Sunday, Feb 12, 2012
Bright sunny day. Two vets, excluding me are needed on Sunday to reduce waiting time to less than 15 minutes per client. Some cases like dental scaling takes around 30 minutes and if there is one vet, the clients who come later can complain of waiting over 2 hours. I had an early meeting with Dr Daniel, Mr Min and Mr Lim (intern) in the consultation room to discuss about work attitudes, behaviour, stock inventory, anaesthetic records, case records, surgical processes, efficiency and productivity, wastage of resources and time and consistency to enable my vision of Toa Payoh Vets to be the top 5 practices in Singapore. I asked Mr Lim to take minutes of this first meeting. Clients are younger and much more sophisticated as you can see from the cases described below.
Case 1
Golden Retriever's toe fracture as the wife had stepped on him. Review. Much less swollen. Still lame. I showed Dr Daniel how I would handle this case as I would have done in a racehorse. Outside the clinic, trotting and walking. He was limping but we knew which leg. Got X-rays. Cost the owners a bit of money.
"How's your daughter's guinea pig?" I enquired as I had clipped its overgrown cheek teeth and it was not eating for the next day. Vet 1 had treated it earlier with some injections but the GP was still not eating and had lost weight. I had the GP under anaesthesia to check the mouth and the cheek teeth were overgrown. So, this was the problem as the GP had become very thin by then.

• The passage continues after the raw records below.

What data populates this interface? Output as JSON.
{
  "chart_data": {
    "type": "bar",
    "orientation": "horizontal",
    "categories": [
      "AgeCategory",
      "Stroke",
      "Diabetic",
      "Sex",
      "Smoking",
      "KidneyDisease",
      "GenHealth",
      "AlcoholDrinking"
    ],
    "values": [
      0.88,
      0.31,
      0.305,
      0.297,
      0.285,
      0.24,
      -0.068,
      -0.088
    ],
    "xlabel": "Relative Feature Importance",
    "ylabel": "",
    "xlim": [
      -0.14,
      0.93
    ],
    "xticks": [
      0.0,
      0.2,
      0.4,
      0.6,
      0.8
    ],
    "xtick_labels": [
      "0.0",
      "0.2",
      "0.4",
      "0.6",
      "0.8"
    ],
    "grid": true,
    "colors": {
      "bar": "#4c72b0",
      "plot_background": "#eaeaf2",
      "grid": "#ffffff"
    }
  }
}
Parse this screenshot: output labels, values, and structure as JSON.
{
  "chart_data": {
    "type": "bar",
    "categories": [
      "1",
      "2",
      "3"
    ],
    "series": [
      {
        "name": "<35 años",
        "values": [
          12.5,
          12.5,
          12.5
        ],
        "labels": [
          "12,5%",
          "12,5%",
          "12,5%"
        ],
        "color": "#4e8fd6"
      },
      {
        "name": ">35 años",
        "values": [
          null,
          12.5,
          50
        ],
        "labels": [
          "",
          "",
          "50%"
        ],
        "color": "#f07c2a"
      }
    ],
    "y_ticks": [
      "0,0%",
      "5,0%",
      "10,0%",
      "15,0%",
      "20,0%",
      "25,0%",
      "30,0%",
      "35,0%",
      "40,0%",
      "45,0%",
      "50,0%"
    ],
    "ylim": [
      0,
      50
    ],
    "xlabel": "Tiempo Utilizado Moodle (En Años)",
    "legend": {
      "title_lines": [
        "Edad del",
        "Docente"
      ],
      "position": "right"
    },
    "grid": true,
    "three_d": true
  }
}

"The GP is OK now. Eating," the wife said. "My daughter is a medical undergraduate. She ordered the emergency mixture via the internet and it cost a lot of money."

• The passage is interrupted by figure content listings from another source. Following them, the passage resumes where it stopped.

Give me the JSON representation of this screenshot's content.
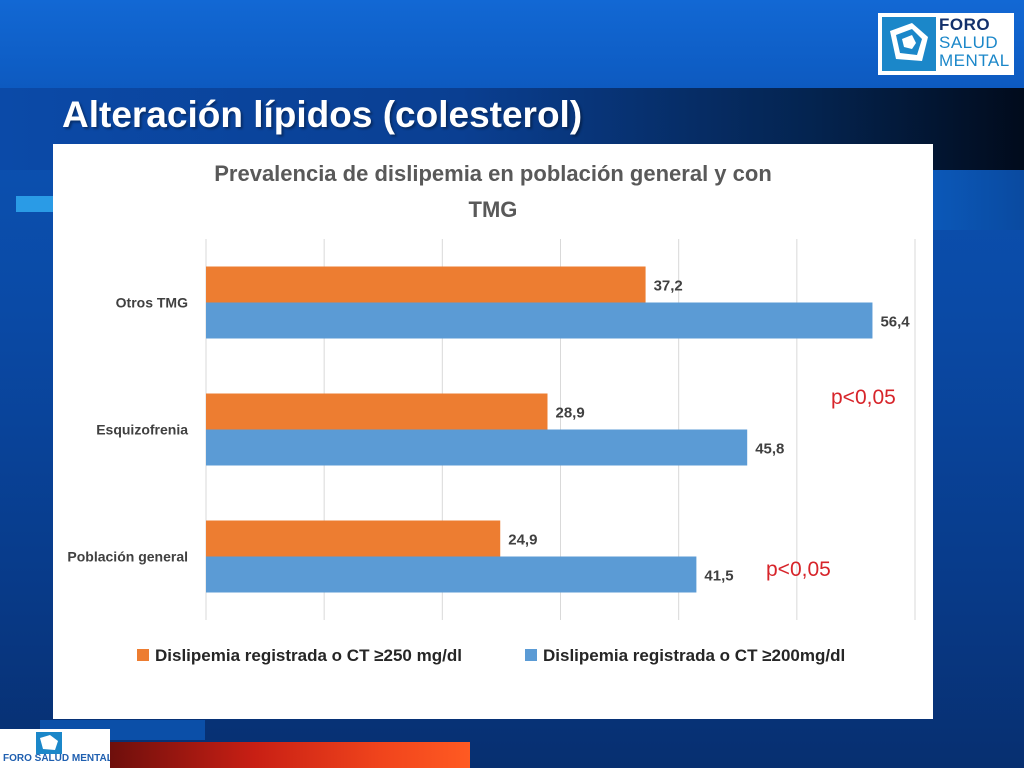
{
  "slide": {
    "title": "Alteración lípidos (colesterol)",
    "logo": {
      "line1": "FORO",
      "line2": "SALUD",
      "line3": "MENTAL"
    },
    "bottom_logo": {
      "text": "FORO SALUD MENTAL"
    },
    "annotations": [
      {
        "text": "p<0,05"
      },
      {
        "text": "p<0,05"
      }
    ]
  },
  "chart_data": {
    "type": "bar",
    "orientation": "horizontal",
    "title": "Prevalencia de dislipemia en población general y con TMG",
    "title_lines": [
      "Prevalencia de dislipemia en población general y con",
      "TMG"
    ],
    "categories": [
      "Otros TMG",
      "Esquizofrenia",
      "Población general"
    ],
    "series": [
      {
        "name": "Dislipemia registrada o  CT ≥250 mg/dl",
        "color": "#ed7d31",
        "values": [
          37.2,
          28.9,
          24.9
        ],
        "labels": [
          "37,2",
          "28,9",
          "24,9"
        ]
      },
      {
        "name": "Dislipemia registrada o  CT ≥200mg/dl",
        "color": "#5b9bd5",
        "values": [
          56.4,
          45.8,
          41.5
        ],
        "labels": [
          "56,4",
          "45,8",
          "41,5"
        ]
      }
    ],
    "xlim": [
      0,
      60
    ],
    "grid": true,
    "legend": "bottom"
  },
  "colors": {
    "accent": "#0b56b8",
    "annotation": "#d7242a"
  }
}
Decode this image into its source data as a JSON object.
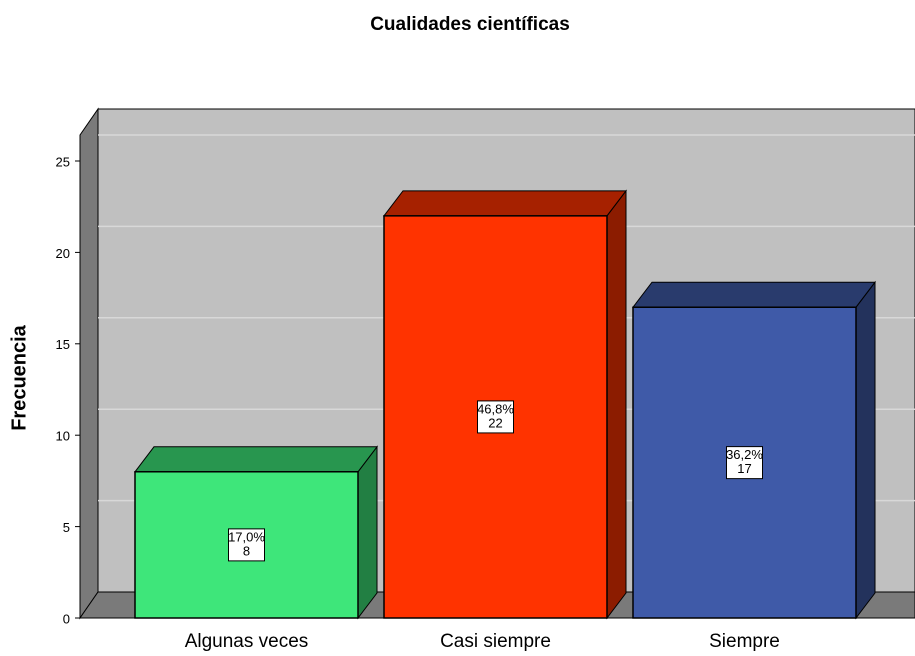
{
  "chart_data": {
    "type": "bar3d",
    "title": "Cualidades científicas",
    "y_label": "Frecuencia",
    "categories": [
      "Algunas veces",
      "Casi siempre",
      "Siempre"
    ],
    "values": [
      8,
      22,
      17
    ],
    "percentages": [
      17.0,
      46.8,
      36.2
    ],
    "percentage_labels": [
      "17,0%",
      "46,8%",
      "36,2%"
    ],
    "colors": [
      "#3ee67a",
      "#ff3300",
      "#3f5aa8"
    ],
    "ylim": [
      0,
      25
    ],
    "yticks": [
      0,
      5,
      10,
      15,
      20,
      25
    ],
    "grid": true
  }
}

"I did advise her to go to a pet shop that specialises in GP and rabbits and will have it. In any case, how do you know it is expensive?"
Mum said: "I paid $50.00 for the goods delivered on the same day."
The internet is now what young adults do. I don't stock the mixture as there are not many cases of GP or rabbits. I had advised her to hand-fed the mashed up pellets and also the medication 6X/day in small amounts and also electrolytes. But she wanted prompt results of return to feeding and ordered the emergency mixture. It ended well for the GP. This case illustrates the importance of checking the cheek teeth and not just the front teeth. A similar case in a rabbit recently had been written in www.toapayohets.com
Case 2.
I did not expect any early birds as this was Sunday. Suddenly 2 young ladies came in at 10 am with an Italian Greyhound, 4 years, excellent bodily condition, and wanted dental scaling done. "Has the dog eaten?" I asked. "It may vomit out the food during anaesthesia or sedation."
"At 9am," one lady said. "Just a small amount. When I phoned for appointment yesterday, nobody told me not to feed the dog before surgery."
"I will do it at 4 pm, sufficient time to let the food pass through," I said.
"We live in Tampines," the lady said. This would take some time to go back and forth, at least 30 minutes.
To be practical, I got the dog done with Dr Daniel Sing, mentoring him by showing how I would do it. No problem using 50% of calculated dom and ket combination ination and isoflurane gas. Dog did not vomit. Went home to a happy lady after one hour.
Case 3
An elderly man came in specifically to see me to get his 8-year-old Jack Russell dental work. No dental done before. Dog was given same as the Italian Greyhound. But older. This is a higher risk. As before, I mentored Dr Daniel Sing. He had his own ideas from his professors and this is to be expected of young graduates. Full of theories and latest knowledge of vet medicine and that is good as you can see from one case of the sheltie with nasal discharge and the excellent X-rays taken.
However, the dog stopped breathing, according to Min. I was out a while but came back within 10 seconds, according to Dr Daniel in review of this case later. No time to test his theories. I know what the professors would have taught about injecting the emergency adrenalin etc. Time is of the essence.
I did cardiac massage, blew air into the lungs by cutting the tightly tied endotracheal tube to both jaws (I don't tie this way but the professors would have taught this is the correct way, in normal situations, correctly). "Give Antisedan inj IV" I said. Dog revived and was OK. Alert as a guard dog standing up. "Propofol to continue anaesthesia," Dr Daniel said as there was two teeth left to be scaled and the dog could bite.
"No more IV in this case as the dog's heart may stop," I said. "Just isoflurane gas by mask and it will take a longer time." The dog was treated.
P.S Propofol seems to be a favourite of recent Murdoch Univ trained vet graduates and is used much in the University. But I don't use propofol and there is no need for it as there are other alternatives available. New graduates must adapt to the workplace rather than replicating or using what they have seen being used by their professors.
A practice has to manage cost so as to provide the cheapest competitive veterinary services. It cannot stock similar drugs as they do expire and led to a high wastage of resources and money.